P2Y receptors are metabotropic G-protein-coupled receptors, which are involved in many important biologic functions in the central nervous system including retina. Subtypes of P2Y receptors in retinal tissue vary according to the species and the cell types. We examined the molecular and pharmacologic profiles of P2Y purinoceptors in retinoblastoma cell, which has not been identified yet. To achieve this goal, we used $Ca^{2+}$ imaging technique and western blot analysis in WERI-Rb-1 cell, a human retinoblastoma cell line. ATP ($10\;{\mu}M$) elicited strong but transient $[Ca^{2+}]_i$ increase in a concentration dependent manner from more than 80% of the WERI-Rb-1 cells (n=46). Orders of potency of P2Y agonists in evoking $[Ca^{2+}]_i$ transients were 2MeS-ATP>ATP>>UTP=${\alpha}{\beta}$-MeATP, which was compatible with the subclass of $P2Y_1$ receptor.

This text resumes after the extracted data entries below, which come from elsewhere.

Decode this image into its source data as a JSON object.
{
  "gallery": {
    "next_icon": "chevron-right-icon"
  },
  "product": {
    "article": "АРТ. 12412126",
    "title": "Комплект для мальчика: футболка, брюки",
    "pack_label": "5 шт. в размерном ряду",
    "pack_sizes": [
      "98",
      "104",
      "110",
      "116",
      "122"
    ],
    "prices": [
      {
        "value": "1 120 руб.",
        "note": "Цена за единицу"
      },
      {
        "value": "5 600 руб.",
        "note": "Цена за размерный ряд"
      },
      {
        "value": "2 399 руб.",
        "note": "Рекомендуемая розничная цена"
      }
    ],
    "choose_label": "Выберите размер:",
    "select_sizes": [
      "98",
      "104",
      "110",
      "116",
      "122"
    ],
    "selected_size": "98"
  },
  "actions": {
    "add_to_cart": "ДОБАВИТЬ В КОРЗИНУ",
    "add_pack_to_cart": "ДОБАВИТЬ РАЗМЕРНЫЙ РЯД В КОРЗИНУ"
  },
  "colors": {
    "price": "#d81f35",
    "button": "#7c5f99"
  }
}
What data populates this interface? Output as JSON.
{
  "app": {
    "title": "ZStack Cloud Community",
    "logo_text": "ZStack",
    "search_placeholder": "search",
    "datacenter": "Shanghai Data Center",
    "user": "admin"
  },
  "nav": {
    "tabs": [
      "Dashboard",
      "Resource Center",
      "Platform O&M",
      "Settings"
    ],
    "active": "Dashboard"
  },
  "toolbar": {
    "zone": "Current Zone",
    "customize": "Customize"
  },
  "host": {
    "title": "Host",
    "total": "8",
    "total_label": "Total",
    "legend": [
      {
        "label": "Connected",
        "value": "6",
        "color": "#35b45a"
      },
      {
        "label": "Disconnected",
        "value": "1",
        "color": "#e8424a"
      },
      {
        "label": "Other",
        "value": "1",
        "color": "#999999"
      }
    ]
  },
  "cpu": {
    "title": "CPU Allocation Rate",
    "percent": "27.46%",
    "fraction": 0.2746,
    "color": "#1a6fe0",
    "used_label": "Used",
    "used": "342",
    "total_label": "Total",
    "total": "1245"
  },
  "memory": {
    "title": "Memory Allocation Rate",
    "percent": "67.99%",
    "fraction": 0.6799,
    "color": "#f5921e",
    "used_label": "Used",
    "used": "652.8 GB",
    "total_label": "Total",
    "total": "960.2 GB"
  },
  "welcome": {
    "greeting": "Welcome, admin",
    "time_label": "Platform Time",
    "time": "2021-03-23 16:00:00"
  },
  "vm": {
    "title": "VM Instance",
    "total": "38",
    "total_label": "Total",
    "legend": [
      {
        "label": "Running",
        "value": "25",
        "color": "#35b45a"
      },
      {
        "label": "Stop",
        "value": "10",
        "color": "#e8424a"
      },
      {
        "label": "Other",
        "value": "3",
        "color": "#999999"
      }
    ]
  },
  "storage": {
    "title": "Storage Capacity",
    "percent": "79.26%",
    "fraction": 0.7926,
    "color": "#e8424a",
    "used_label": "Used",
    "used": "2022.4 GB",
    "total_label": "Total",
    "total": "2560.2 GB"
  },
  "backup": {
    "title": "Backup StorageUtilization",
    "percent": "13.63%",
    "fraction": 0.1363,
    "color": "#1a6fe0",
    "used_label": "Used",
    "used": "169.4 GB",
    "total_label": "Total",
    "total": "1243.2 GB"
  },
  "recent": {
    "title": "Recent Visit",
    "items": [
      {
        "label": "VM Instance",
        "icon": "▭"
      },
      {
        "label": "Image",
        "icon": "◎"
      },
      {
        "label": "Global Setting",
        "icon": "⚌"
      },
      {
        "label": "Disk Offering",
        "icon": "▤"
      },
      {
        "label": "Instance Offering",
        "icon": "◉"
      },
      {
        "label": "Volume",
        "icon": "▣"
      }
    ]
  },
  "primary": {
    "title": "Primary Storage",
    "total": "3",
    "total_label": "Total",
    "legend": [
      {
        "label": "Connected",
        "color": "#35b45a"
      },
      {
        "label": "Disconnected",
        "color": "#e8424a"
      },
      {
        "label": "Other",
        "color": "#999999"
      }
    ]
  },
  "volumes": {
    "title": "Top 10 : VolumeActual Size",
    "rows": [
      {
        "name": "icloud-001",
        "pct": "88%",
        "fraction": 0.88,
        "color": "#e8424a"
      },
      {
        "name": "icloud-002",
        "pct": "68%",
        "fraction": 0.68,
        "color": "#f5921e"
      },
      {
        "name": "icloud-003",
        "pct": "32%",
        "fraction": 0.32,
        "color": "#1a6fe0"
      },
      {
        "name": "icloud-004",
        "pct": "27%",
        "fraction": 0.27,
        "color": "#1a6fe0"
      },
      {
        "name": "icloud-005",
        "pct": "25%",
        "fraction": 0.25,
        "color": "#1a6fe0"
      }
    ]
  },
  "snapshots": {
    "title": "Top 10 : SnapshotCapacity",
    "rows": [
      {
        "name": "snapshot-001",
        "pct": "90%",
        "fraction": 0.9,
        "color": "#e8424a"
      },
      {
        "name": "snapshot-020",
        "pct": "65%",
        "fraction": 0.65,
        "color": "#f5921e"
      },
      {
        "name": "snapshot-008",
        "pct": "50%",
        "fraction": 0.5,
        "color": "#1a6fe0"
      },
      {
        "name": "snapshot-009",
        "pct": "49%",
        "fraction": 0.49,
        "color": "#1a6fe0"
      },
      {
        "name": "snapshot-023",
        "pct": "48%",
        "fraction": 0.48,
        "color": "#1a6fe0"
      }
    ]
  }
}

The $[Ca^{2+}]_i$ transients evoked by applications of 2MeS-ATP and/or ATP were also profoundly suppressed in the presence of $P2Y_1$ selective blocker (MRS 2179; $30\;{\mu}M$). $P2Y_1$ receptor expression in WERI-Rb-1 cells was also identified by using western blot. Taken together, $P2Y_1$ receptor is mainly expressed in a retinoblastoma cell, which elicits $Ca^{2+}$ release from internal $Ca^{2+}$ storage sites via the phospholipase C-mediated pathway. $P2Y_1$ receptor activation in retinoblastoma cell could be a useful model to investigate the role of purinergic $[Ca^{2+}]_i$ signaling in neural tissue as well as to find a novel therapeutic target to this lethal cancer.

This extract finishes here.